Veteran Budinger still trying to find role with Wolves
MINNEAPOLIS -- It's a fact only the most forthcoming of them will fully admit, but the Timberwolves' roster isn't the optimal setting for veterans right now. They may indeed relish the role of nurturing the young guys, but basketball players don't get to the NBA by merely mentoring.
They're competitors. They want to win. And they want to have a hand in it.
"It's tough. It's a different situation for me, too," said wing Chase Budinger, in his sixth year in the league. "I haven't been on a team like this. It's a learning curve for me, too, of just trying to help these youngsters as much as I can."
When it comes to assessing which experienced player has been the most affected by the Wolves' rebuilding youth movement, Budinger has to be somewhere near the top of the list. He began the year trapped among an abundance of shooting guards and small forwards, and only through the Corey Brewer trade earlier this month has Budinger begun receiving more playing time.
It's at best irritating for a 26-year-old whose prime years to date have been lost due to injury. The increased minutes have helped, but Budinger is far from serving as the sharpshooting, game-changing swingman some though he could be when the Pistons drafted him in the second round in 2009 and immediately traded him to Houston.
"Everybody knows that Chase can shoot the ball," coach and president of basketball operations Flip Saunders said. "It's just a matter of getting easy (looks), being a little more relaxed, a little bit looser."
But the end of an NBA bench is a prime spot for tightening up, both in the legs and between the ears.
When the season began, Budinger was behind Kevin Martin, Andrew Wiggins and Corey Brewer in Saunders' wing rotation. When Martin and fellow starters Ricky Rubio and Nikola Pekovic went down with injuries, Saunders conceded the season and began focusing solely on the future -- more Wiggins and Shabazz Muhammad on the wing.
Not until the Wolves dealt Brewer to Houston on Dec. 19 in a three-team trade did Budinger's latest window of opportunity come open. Even that's watered down by the fact 3-point ace Troy Daniels came to Minnesota in the deal.
Before the trade, Budinger averaged 12 minutes per game in 20 appearances. In five games since then, he's played 23.6 minutes per game, averaging 9.8 points on 50 percent shooting and connecting on 42.9 percent of his 3-point attempts.
Even in such a small sample size, the results have been mixed.
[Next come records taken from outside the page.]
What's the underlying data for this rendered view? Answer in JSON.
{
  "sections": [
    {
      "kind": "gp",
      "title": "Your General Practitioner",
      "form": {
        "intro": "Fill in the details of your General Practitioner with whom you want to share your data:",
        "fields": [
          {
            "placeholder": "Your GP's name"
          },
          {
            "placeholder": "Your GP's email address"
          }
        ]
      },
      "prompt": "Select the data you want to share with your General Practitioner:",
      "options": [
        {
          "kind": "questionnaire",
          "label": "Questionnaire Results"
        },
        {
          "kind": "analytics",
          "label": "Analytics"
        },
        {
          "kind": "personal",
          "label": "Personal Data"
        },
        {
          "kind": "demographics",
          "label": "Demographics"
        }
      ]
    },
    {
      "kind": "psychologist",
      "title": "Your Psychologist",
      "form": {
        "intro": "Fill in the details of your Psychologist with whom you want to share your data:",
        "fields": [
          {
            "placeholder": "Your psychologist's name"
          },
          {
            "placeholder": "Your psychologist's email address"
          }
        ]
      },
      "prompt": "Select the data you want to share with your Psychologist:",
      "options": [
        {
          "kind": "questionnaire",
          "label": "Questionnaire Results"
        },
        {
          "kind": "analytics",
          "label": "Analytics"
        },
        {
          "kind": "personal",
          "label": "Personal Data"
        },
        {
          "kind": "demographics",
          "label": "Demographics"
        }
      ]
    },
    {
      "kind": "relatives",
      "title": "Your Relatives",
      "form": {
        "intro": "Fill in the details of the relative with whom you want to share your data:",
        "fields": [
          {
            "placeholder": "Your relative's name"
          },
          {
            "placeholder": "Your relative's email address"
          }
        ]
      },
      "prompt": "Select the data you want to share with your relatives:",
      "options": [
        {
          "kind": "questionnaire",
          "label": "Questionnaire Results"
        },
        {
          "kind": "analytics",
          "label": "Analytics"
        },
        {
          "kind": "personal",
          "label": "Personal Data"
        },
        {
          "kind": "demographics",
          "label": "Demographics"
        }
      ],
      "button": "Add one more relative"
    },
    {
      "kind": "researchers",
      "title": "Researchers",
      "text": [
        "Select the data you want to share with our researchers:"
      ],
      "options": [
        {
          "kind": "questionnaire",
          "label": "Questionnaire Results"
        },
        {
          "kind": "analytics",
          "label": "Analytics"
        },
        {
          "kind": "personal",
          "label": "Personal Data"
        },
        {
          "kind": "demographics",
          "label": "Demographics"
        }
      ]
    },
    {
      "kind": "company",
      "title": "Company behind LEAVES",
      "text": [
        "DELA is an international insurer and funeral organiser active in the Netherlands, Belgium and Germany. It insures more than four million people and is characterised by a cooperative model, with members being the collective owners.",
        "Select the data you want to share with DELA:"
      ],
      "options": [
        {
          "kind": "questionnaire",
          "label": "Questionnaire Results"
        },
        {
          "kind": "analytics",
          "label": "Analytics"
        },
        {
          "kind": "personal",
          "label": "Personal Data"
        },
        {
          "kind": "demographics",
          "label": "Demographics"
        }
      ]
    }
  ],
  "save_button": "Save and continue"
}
On Dec. 19 and Dec. 21 against Boston and Indiana, Budinger showed shades of the scoring threat former coach Rick Adelman coveted. He scored 19 points the night Brewer was traded and had 13 more two days later at home.
"It feels good to finally be able to knock down some shots, definitely," Budinger said after the Pacers game.
But the past three games, he's gone 6-for-18 from the floor. As Saunders noted, shooting is Budinger's greatest asset, and when he's not doing that efficiently, it's hard to justify much floor time for him.
"Because of the way I play, I play off of others," Budinger said. "I don't really force shots. I just take what the defense gives me, and when I have more minutes, I'll be able to get more open shots and have better percentages that way. When I don't, it's tougher for me to do things out there."
But on a team that's focused on developing Wiggins and friends for the future, that's not necessarily Budinger's place, Saunders said.
"Every player believes that," said Saunders, whose club wraps up a four-game road trip Tuesday night at Utah. "But hey, sometimes you're not in that role. You have different roles that you have to abide by and you have to accept."
For Budinger, that was much easier when Adelman was here. The now-retired, corner-offense guru persuaded Minnesota to trade for Budinger in 2012 and to re-sign him in 2013 free agency.
But two injuries to the same meniscus in his left knee and ankle problems late last season have cost Budinger 100 games the past two seasons.
Frequently mentioned in trade rumors since last January's deadline, Budinger has a player option for next year, the last in a three-season, $15 million deal. His future with the team -- and the team's interest in retaining him moving forward -- remains unclear.
Whether his career keeps him here or takes him elsewhere, the next few months are crucial. If Budinger can string some solid performances together, he becomes a more attractive trade option or free-agent prospect if he opts out. The Wolves, of course, could choose to re-sign him, too.
Any scenario would likely be more desirable than the one in which Budinger finds himself now.
"Chase has been hurt for two years," Saunders said. "I always say, when a player comes back, it takes him a year from when he's back playing to really see where he's going to be. He was hurt basically all last year and never really got in any kind of flow, so we might not really know where he's at for another two months.
"Where he's at (then), that's probably where he's going to be."